The United States Court of Appeals for the Ninth Circuit recently ordered a lower court to reconsider its decision that had affirmed Hartford Financial Insurance Company’s denial of a woman’s claim for disability benefits. Although the claimant has not yet been awarded her requested disability benefits, the Appeals Court’s decision leaves her one step closer to achieving this goal.
The Appeals Court remanded the case of Janice Parker back to the lower court for two reasons:
- The lower court reviewed Hartford’s disability benefit denial with the wrong standard of review; and
- The lower court failed to consider the policy’s mental nervous disorder limitation.
De Novo Review Ordered:
In ERISA cases, the default standard of review is “de novo” unless the governing disability policy grants discretion to the insurance carrier. When the insurance carrier is given discretion by the policy to interpret the policy and to decide whether benefits should be awarded, the court’s hands are tied in deciding only whether the insurance carrier abused this discretion. Although there may be sufficient evidence to support a finding of disability, if discretion lies with the carrier and there is a reasonable explanation for the administrator’s decision denying benefits, then the decision must be upheld by the court.
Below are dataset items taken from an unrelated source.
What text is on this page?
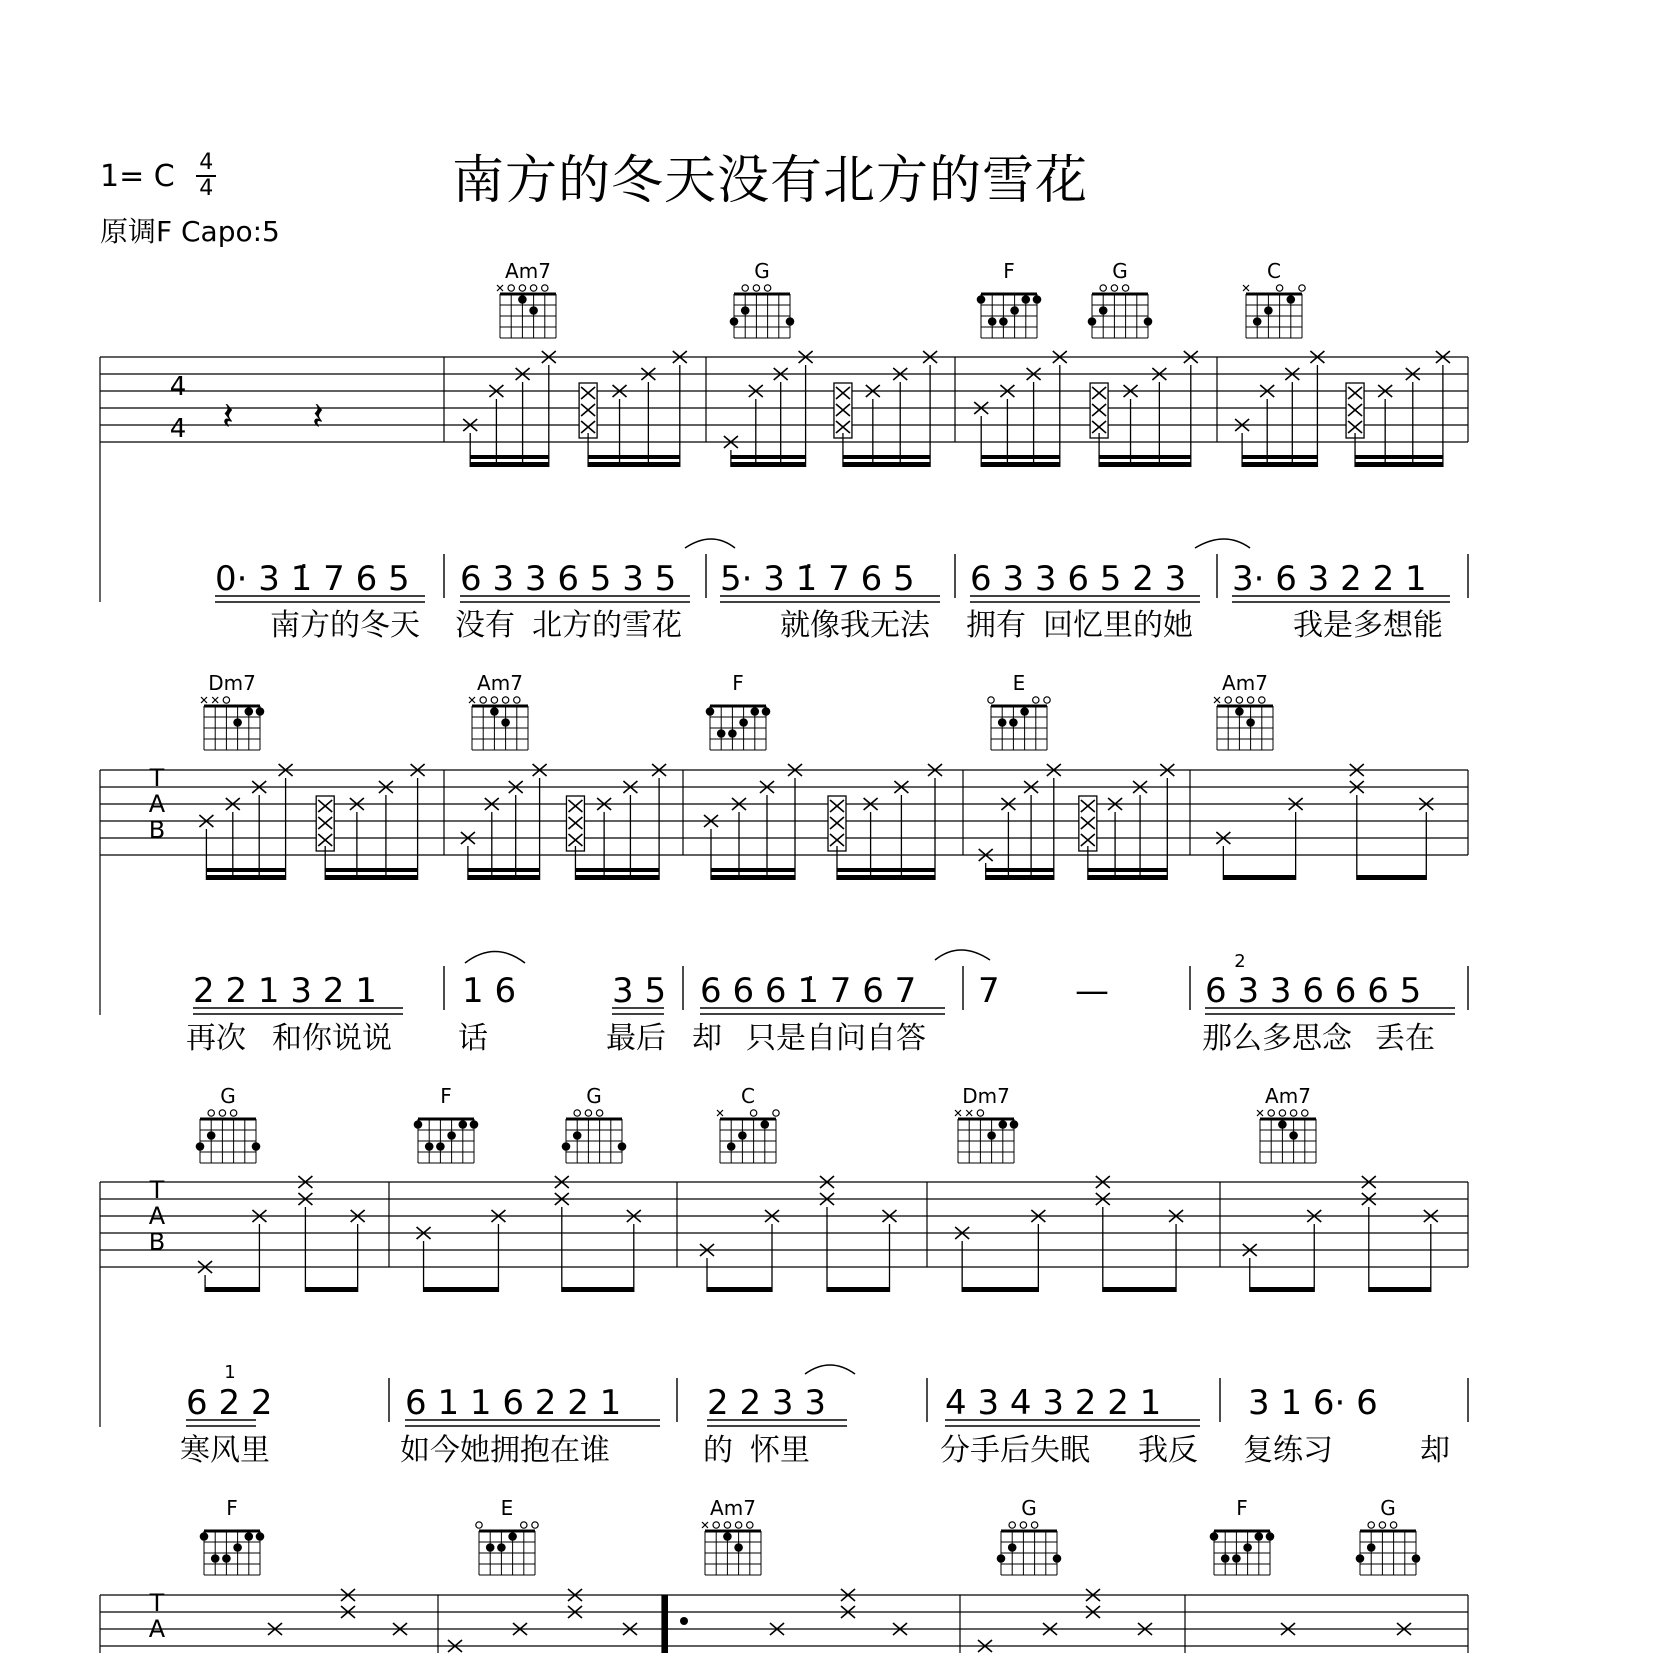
1= C $\frac{4}{4}$	南方的冬天没有北方的雪花
原调F Capo:5
4
4 𝄽 𝄽
0· 3 1̇ 7 6 5 6 3 3 6 5 3 5 5· 3 1̇ 7 6 5 6 3 3 6 5 2 3 3· 6 3 2 2 1
南方的冬天 没有 北方的雪花	就像我无法 拥有 回忆里的她	我是多想能
Am7	G	F	G	C
T
A
B
2 2 1 3 2 1	1 6	3 5 6 6 6 1̇ 7 6 7 7 —	6 3 3 6 6 6 5
再次 和你说说 话	最后 却 只是自问自答	那么多思念 丢在
2
Dm7	Am7	F	E	Am7
T
A
B
6 2 2	6 1 1 6 2 2 1	2 2 3 3	4 3 4 3 2 2 1	3 1 6· 6
寒风里	如今她拥抱在谁	的 怀里	分手后失眠 我反 复练习	却
1
G	F	G	C	Dm7	Am7
T
A
F	E	Am7	G	F	G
Conversely, when the policy does not grant discretion to the carrier, the appropriate review conducted be the court is the “de novo” standard. This standard allows the court to look at a disability plan administrator’s decision with a more critical eye. The court has the right to look at the evidence and evaluate whether the plan administrator’s decision was right, not just reasonable. Disability claimants would prefer the court to review the carrier’s decision under the de novo standard.
In the case of Janice Parker, the lower court conducted a review of Hartford’s decision under the abuse of discretion standard rather than conducting a de novo review. The Court of Appeals found that the lower court used the incorrect standard because the language in the disability policy only stated that the claimants were entitled to “a full and fair review” of their claims. The Court noted that this language did not mention nor grant discretion, and as such, the lower court should have use the de novo standard of review.
Ambiguous Mental Disorder Limitation in Hartford Disability Policy:
Janice Parker’s policy stated that the carrier would “not cover any loss caused by or resulting from a disability beyond 24 months after the elimination period if it is due to mental or emotional disorder of any type.” Because Janice Parker had been on claim for more than 24 months, the lower court felt that her benefits for mental and emotional disorders were exhausted and thus the mental disorder limitation was not implicated. The Court of Appeals disagreed.
The Court of Appeals found that the mental disorder limitation was implicated when Hartford refused to consider Parker’s previously acknowledged mental disabilities because of the limitation. Furthermore, the Court of Appeals found the limitation language in this specific disability policy to be ambiguous because it was not clear whether a disability was to be classified as “mental” by looking to the cause of the disability or to its symptoms or whether a disability resulting from a combination of physical and mental factors is included in the limitation. The Court stated that because ambiguities in the policy language are always construed against the drafter (here, as in most insurance cases, the carrier), Janice Parker’s illness would not fall under the limitation language if a physical illness contributed to, or was a cause or symptom of, the mental disorder. In other words, if Janice Parker’s depression caused her physical symptoms or if her physical problems contributed to her depression, she would still be entitled to benefits.
Because the lower court used the incorrect standard of review and failed to consider the mental disorder limitation or apply the correct definition of that limitation, the Court of Appeals remanded the case back to the lower court for a new review. Hopefully this disability claimant will receive long term disability benefits beyond 24 months.